We sat on a bench in the middle of the compound. The concrete paths leading through the gardens slip under our swinging feet and splitting in two directions, on opposite sides of the property, stop at the steps the two homes. One home is for elderly women who are mentally handicapped, the other for "just" elderly women. We came bearing peaches and cards we had spent the morning making. Wishing I was more "spiritual", I wished I wasn't wishing not to be there as we walked through the putrid halls that afternoon. We had passed out all the fruit and cards we had in the homes and now sat, waiting for everyone else to finish doling out their supplies. Continual high pitched shrieks came from the home on our left. One of the ladies had been in a car accident years ago and permanent brain damage was accompanied by the continuing nightmare of her reliving the accident over, and over again.
Across from us, a sweet lady wearing a pink, fluffy robe is smiling at us. She only speaks Hungarian though, so we just smile and nod back.
I am sitting with my little, Romanian friend from the group homes. He is thirteen.
He knows a few words of her language, so as we speak, he offers them every now and then and she smiles even bigger at him.
"Why does no one want her? Look at her."
We were.
"See, she is nice old lady. There is nothing wrong with her..."
Screams from the home for the handicapped echoed over the compound.
"...you know, brain."
"I don't understand these people. If you have family, a mother, why you stick her here to die alone? Why you never come to visit her? Why, if you have mother, you not keep her?"
We continued to observe her as she happily munched her peach.
"And her.."
The screams have grown louder.
"What was the accident for? Yes, God must have had plan for her life. It was to die here?"
He gestured to the home.
Gulp.
What the heck. How am I supposed to respond to that?? I have no answers. None.
He is still talking. Talking about his friend from his home who hit his head. If he was brain damaged, he would end up in a home like this, eventually. Talking about peoples brains. He demonstrates a healthy brain by a fist, and a damaged one by a flat hand with spread fingers. If his friend's brain had been like this, a spread hand, he would be here.
Well, not here. But you know. In one for men.
Yup. I wanted to say, believe me. Walking through the halls, I thought of my kids that had been on my teams at camp. My special needs kids. The ones that will not be able to live alone. The ones who have no future outside of...this. God must have had a plan for them... Was it this? Withering away in some railed bed, staring at some white wall, until death slips in and slips his chilled fingers over their decimated, weary bodies?

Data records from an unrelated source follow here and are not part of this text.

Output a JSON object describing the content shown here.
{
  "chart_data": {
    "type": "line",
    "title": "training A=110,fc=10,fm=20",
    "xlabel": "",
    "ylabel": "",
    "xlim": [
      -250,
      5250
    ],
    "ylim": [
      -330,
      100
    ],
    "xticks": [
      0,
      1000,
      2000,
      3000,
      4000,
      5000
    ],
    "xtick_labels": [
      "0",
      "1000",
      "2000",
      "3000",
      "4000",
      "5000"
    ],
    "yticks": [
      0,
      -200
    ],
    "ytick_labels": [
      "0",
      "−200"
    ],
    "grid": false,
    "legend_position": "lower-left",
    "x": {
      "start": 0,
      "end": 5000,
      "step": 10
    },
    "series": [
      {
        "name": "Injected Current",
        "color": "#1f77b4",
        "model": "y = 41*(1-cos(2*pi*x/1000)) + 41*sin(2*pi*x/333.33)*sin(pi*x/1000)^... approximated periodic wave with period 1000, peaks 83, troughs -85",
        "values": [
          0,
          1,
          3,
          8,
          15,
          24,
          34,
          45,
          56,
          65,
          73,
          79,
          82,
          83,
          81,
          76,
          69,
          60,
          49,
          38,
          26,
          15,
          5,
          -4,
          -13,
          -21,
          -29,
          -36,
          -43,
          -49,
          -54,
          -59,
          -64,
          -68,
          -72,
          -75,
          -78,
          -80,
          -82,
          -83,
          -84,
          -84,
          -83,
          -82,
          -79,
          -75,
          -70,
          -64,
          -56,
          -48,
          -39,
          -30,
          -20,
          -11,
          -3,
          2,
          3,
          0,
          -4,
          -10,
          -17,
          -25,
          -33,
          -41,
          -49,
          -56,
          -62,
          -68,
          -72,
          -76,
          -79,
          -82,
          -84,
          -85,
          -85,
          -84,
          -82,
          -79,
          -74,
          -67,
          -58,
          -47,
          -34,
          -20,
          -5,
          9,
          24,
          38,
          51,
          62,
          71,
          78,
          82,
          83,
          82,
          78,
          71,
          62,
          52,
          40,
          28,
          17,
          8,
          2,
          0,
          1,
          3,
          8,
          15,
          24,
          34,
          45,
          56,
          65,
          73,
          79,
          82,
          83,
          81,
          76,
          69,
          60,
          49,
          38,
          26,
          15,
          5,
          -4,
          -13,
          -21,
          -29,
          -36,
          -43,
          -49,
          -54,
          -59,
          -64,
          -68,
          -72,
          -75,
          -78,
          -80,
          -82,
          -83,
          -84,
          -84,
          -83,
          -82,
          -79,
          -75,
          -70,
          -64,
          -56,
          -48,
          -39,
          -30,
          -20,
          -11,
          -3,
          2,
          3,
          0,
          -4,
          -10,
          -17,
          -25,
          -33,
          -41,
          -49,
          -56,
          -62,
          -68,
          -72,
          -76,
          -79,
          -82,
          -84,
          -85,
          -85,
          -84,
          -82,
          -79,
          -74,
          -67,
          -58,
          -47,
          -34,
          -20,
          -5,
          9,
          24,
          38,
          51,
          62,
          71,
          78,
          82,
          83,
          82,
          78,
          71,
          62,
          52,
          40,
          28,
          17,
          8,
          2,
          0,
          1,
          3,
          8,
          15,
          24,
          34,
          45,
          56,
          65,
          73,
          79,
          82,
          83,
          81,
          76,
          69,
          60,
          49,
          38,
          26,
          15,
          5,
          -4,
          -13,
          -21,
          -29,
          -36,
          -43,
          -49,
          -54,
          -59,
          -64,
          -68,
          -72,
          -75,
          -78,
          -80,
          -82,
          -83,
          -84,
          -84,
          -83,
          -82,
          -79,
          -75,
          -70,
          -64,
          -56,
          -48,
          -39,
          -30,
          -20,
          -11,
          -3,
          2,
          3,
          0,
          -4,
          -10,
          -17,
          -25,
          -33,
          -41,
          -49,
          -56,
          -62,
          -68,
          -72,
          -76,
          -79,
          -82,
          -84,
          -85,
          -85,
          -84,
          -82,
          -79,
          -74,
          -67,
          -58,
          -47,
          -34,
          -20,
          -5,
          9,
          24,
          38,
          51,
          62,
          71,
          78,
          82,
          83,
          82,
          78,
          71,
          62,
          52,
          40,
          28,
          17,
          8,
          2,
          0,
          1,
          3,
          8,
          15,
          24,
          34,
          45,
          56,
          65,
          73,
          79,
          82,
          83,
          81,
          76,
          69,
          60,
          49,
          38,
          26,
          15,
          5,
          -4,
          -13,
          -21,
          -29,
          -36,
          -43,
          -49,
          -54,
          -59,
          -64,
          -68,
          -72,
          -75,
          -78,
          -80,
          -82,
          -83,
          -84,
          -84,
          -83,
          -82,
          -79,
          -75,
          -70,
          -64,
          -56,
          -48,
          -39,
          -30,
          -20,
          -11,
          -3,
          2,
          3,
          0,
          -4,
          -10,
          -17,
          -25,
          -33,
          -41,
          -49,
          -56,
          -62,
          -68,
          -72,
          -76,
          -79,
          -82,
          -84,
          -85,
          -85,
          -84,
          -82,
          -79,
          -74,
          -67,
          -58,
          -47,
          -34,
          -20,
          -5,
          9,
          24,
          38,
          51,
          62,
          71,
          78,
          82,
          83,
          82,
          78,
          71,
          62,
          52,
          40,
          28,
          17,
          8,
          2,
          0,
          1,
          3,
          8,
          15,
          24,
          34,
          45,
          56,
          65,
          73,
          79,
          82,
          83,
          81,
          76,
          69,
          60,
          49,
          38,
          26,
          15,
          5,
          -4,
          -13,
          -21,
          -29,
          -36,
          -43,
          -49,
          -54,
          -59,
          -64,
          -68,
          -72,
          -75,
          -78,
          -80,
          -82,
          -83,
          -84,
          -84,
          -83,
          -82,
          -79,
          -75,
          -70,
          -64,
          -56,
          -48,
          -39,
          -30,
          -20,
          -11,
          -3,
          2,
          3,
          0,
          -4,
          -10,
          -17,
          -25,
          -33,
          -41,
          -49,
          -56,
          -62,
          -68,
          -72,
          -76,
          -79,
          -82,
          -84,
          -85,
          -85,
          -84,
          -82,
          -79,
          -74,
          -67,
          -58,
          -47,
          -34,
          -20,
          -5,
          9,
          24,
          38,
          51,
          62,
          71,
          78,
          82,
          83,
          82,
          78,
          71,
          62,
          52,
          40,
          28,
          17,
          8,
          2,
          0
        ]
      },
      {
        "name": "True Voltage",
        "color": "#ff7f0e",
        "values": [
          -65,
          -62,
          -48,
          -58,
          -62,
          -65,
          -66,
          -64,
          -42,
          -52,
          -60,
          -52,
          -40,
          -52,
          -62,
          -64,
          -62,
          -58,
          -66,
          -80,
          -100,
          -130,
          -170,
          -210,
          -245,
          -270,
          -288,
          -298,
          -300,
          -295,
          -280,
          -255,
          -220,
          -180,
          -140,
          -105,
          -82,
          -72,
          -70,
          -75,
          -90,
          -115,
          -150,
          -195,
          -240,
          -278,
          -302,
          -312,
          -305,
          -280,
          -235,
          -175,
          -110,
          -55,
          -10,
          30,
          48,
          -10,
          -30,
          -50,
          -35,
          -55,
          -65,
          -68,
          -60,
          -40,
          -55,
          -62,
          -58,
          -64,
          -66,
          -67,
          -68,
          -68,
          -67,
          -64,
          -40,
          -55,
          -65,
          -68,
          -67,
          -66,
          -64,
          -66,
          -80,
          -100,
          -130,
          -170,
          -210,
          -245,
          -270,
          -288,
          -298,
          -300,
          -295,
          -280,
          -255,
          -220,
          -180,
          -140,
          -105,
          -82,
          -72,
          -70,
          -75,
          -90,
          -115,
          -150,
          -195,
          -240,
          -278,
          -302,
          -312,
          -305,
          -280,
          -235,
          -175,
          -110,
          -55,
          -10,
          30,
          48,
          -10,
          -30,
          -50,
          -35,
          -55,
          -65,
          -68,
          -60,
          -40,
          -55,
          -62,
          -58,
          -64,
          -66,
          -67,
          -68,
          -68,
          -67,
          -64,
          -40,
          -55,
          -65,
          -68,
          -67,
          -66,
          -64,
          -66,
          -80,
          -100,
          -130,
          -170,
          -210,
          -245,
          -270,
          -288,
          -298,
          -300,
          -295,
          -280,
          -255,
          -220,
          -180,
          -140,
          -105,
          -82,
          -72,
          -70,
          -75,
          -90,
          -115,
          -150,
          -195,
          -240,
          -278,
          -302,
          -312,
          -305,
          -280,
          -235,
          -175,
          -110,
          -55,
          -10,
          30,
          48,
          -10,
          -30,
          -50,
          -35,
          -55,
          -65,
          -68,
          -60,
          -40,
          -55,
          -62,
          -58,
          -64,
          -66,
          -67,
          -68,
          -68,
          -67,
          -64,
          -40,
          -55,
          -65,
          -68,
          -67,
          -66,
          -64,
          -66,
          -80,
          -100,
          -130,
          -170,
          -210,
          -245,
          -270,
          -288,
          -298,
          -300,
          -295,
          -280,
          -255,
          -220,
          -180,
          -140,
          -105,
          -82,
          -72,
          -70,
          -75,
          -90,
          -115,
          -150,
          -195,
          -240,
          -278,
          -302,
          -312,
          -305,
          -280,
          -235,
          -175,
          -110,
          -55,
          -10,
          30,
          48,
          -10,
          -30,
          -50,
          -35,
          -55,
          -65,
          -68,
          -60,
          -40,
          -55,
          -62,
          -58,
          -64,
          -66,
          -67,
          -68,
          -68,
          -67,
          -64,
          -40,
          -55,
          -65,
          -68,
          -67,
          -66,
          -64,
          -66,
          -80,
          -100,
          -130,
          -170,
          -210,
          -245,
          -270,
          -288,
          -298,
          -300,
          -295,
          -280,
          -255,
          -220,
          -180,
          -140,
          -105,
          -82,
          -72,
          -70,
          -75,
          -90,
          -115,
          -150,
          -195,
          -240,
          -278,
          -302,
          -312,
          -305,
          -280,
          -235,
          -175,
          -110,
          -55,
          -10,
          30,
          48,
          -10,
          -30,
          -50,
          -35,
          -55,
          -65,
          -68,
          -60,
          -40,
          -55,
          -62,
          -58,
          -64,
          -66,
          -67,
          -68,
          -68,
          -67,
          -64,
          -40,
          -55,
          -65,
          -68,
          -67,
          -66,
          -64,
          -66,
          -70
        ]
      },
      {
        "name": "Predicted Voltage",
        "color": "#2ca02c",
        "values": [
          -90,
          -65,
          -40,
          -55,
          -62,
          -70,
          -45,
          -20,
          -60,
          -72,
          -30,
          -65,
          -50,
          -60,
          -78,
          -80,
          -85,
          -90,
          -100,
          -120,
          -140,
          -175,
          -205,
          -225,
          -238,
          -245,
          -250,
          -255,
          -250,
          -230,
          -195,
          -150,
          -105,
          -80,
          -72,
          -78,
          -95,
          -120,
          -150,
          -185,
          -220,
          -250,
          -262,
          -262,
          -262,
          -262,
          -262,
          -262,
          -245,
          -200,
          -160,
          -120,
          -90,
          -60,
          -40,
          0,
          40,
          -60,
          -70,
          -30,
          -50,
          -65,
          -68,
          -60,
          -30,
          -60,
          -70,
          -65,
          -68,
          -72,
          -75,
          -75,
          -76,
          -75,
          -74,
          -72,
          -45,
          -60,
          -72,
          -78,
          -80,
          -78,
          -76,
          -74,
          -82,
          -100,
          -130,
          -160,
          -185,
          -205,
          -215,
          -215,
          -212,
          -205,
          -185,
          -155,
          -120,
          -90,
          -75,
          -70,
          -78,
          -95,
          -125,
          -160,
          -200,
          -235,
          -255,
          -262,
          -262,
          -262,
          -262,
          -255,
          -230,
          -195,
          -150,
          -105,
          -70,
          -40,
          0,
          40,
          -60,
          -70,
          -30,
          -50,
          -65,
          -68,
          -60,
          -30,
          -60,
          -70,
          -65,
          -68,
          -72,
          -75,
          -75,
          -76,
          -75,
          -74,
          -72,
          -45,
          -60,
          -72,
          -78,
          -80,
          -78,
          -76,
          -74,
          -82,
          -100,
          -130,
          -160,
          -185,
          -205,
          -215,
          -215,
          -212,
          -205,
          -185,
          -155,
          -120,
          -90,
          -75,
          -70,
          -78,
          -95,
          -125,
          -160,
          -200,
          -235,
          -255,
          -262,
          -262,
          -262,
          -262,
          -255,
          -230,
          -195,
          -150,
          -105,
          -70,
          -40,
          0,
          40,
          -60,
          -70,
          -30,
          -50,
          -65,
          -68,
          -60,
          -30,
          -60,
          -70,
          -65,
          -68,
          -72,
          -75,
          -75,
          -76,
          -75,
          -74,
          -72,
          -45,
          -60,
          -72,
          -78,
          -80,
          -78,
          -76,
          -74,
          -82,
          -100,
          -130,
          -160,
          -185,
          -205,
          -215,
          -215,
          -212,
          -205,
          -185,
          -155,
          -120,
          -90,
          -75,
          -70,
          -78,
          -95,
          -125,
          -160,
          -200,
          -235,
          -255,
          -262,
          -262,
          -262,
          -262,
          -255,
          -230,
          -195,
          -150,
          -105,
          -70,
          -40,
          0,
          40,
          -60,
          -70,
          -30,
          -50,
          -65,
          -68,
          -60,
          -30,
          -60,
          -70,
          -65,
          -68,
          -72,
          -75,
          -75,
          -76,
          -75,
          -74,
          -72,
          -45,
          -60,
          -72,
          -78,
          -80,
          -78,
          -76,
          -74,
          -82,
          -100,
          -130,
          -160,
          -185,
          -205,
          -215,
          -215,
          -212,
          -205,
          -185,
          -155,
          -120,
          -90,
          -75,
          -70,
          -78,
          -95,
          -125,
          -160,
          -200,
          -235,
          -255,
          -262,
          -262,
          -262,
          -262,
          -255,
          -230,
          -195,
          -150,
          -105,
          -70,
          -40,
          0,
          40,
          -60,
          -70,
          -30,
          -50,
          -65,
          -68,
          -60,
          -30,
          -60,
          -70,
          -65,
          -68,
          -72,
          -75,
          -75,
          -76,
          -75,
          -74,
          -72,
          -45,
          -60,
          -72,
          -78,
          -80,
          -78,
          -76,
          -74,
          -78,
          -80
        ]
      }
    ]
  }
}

I had seen the beginning at the baby hospital. The babies that would grow up, dependent on the state, maybe even go to a christian camp, and then die here. Those babies grow up. And they are here.
Gah. I don't know.
So I tell him that.
"I don't know. All I know is that God is somehow still perfectly good. And that the world is permanently messed up."
I winced inwardly at how my answer seemed to ring with insufficiency in light of the heaviness of our talk. But I had nothing else to offer. And no matter how overwhelming the fallenness of man seems, sin, and all of creation which "groans together", there isn't a better answer. I know He is it.
And I pray for a heavenly perspective. I pray that He overwhelms me with the peace of His sufficiency.
But I know that the closer I see, the more that the placating layers of the worlds lies are peeled back, and when finally, the nakedness of the decimation of sin (my own included) is in front of me, God, in all of His holiness, all of His goodness, in all of His perfectness, stepping down to extend salvation to us...
my heart bows before Him at a loss for words.